Cherche-midi : Ou croque-lardon[1], noms sous lesquels on désignait, jusqu’au début du siècle, les parasites qui cherchaient à cette heure de la journée un endroit où se faire nourrir gratis. Le mot est aujourd’hui oublié dans ce sens là, on lui préfère « pique-assiette »,  ou « écornifleur » quand on a des lettres, et le Cherche-midi ne désigne plus  qu’un célèbre Editeur[2]. N’allons pas, d’un rapprochement intempestif, faire une tout aussi intempestive transition avec les mœurs (réelles ou supposées) des représentants de cette aimable profession,  comme le très-illustre Monsieur Philippe Héraclès, auquel je fais pour l’occasion ma révérence.
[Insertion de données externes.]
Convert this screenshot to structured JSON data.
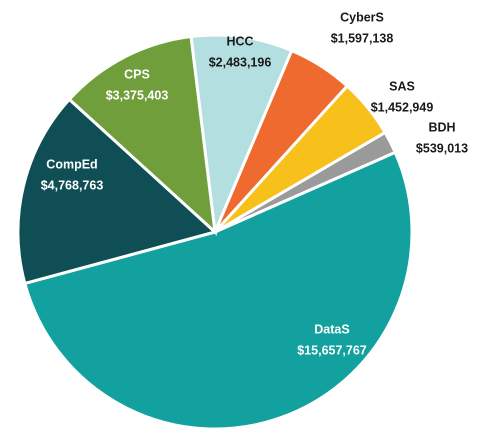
{
  "chart_data": {
    "type": "pie",
    "categories": [
      "HCC",
      "CyberS",
      "SAS",
      "BDH",
      "DataS",
      "CompEd",
      "CPS"
    ],
    "values": [
      2483196,
      1597138,
      1452949,
      539013,
      15657767,
      4768763,
      3375403
    ],
    "value_labels": [
      "$2,483,196",
      "$1,597,138",
      "$1,452,949",
      "$539,013",
      "$15,657,767",
      "$4,768,763",
      "$3,375,403"
    ],
    "colors": [
      "#b3dfe1",
      "#ee6a2f",
      "#f8c01a",
      "#9a9a9a",
      "#13a19f",
      "#104e56",
      "#6f9e3b"
    ]
  }
}
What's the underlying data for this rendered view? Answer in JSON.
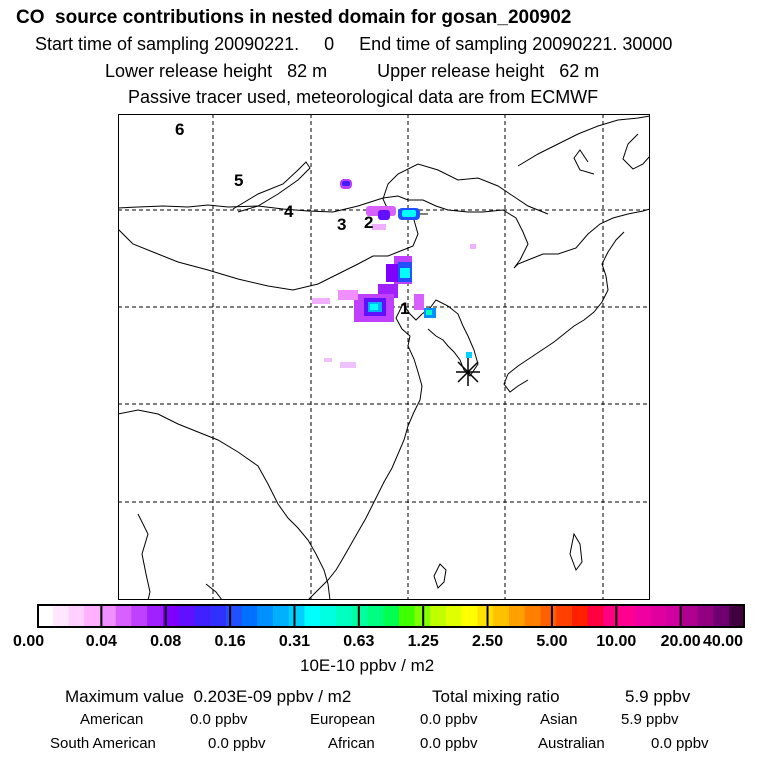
{
  "header": {
    "title": "CO  source contributions in nested domain for gosan_200902",
    "sampling": "Start time of sampling 20090221.     0     End time of sampling 20090221. 30000",
    "release": "Lower release height   82 m          Upper release height   62 m",
    "tracer": "Passive tracer used, meteorological data are from ECMWF"
  },
  "map": {
    "region_labels": [
      "6",
      "5",
      "4",
      "3",
      "2",
      "1"
    ],
    "receptor_marker": "receptor-asterisk",
    "land_outline_color": "#000000",
    "grid_style": "dashed"
  },
  "colorbar": {
    "tick_labels": [
      "0.00",
      "0.04",
      "0.08",
      "0.16",
      "0.31",
      "0.63",
      "1.25",
      "2.50",
      "5.00",
      "10.00",
      "20.00",
      "40.00"
    ],
    "unit": "10E-10 ppbv / m2",
    "colors": [
      "#ffffff",
      "#ffe8ff",
      "#ffd0ff",
      "#ffb0ff",
      "#f090ff",
      "#d860ff",
      "#c040ff",
      "#a020ff",
      "#8000ff",
      "#6010ff",
      "#4020ff",
      "#3030ff",
      "#2050ff",
      "#0070ff",
      "#0090ff",
      "#00b0ff",
      "#00d0ff",
      "#00ffff",
      "#00ffe0",
      "#00ffc0",
      "#00ffa0",
      "#00ff80",
      "#00ff50",
      "#40ff00",
      "#80ff00",
      "#c0ff00",
      "#e0ff00",
      "#ffff00",
      "#ffe000",
      "#ffc000",
      "#ffa000",
      "#ff8000",
      "#ff6000",
      "#ff4000",
      "#ff2000",
      "#ff0040",
      "#ff0080",
      "#ff0090",
      "#f000a0",
      "#e000a0",
      "#d000a0",
      "#b00090",
      "#900080",
      "#700070",
      "#400040"
    ]
  },
  "stats": {
    "max_label": "Maximum value  0.203E-09 ppbv / m2",
    "total_label": "Total mixing ratio",
    "total_value": "5.9 ppbv",
    "regions": [
      {
        "name": "American",
        "value": "0.0 ppbv"
      },
      {
        "name": "European",
        "value": "0.0 ppbv"
      },
      {
        "name": "Asian",
        "value": "5.9 ppbv"
      },
      {
        "name": "South American",
        "value": "0.0 ppbv"
      },
      {
        "name": "African",
        "value": "0.0 ppbv"
      },
      {
        "name": "Australian",
        "value": "0.0 ppbv"
      }
    ]
  }
}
Il sera toujours temps de la retirer quand il m’aura écrit d’aller porter ailleurs mes considérations.
...
Voilà c'est fait. Donc je retire, et je remets le dico on line, heureux lecteurs, et au diable les jolies éditions papier. Z'avez qu'à imprimer si vous visez à l'impérissable !



[1] Oui, enfin un nom composé qui a un pluriel régulier !

[2] C’est également le nom de la rue où officie ledit éditeur, qui abrita Victor Hugo (la rue, pas l’éditeur) à l’époque où elle était baptisée rue des vieilles tuileries.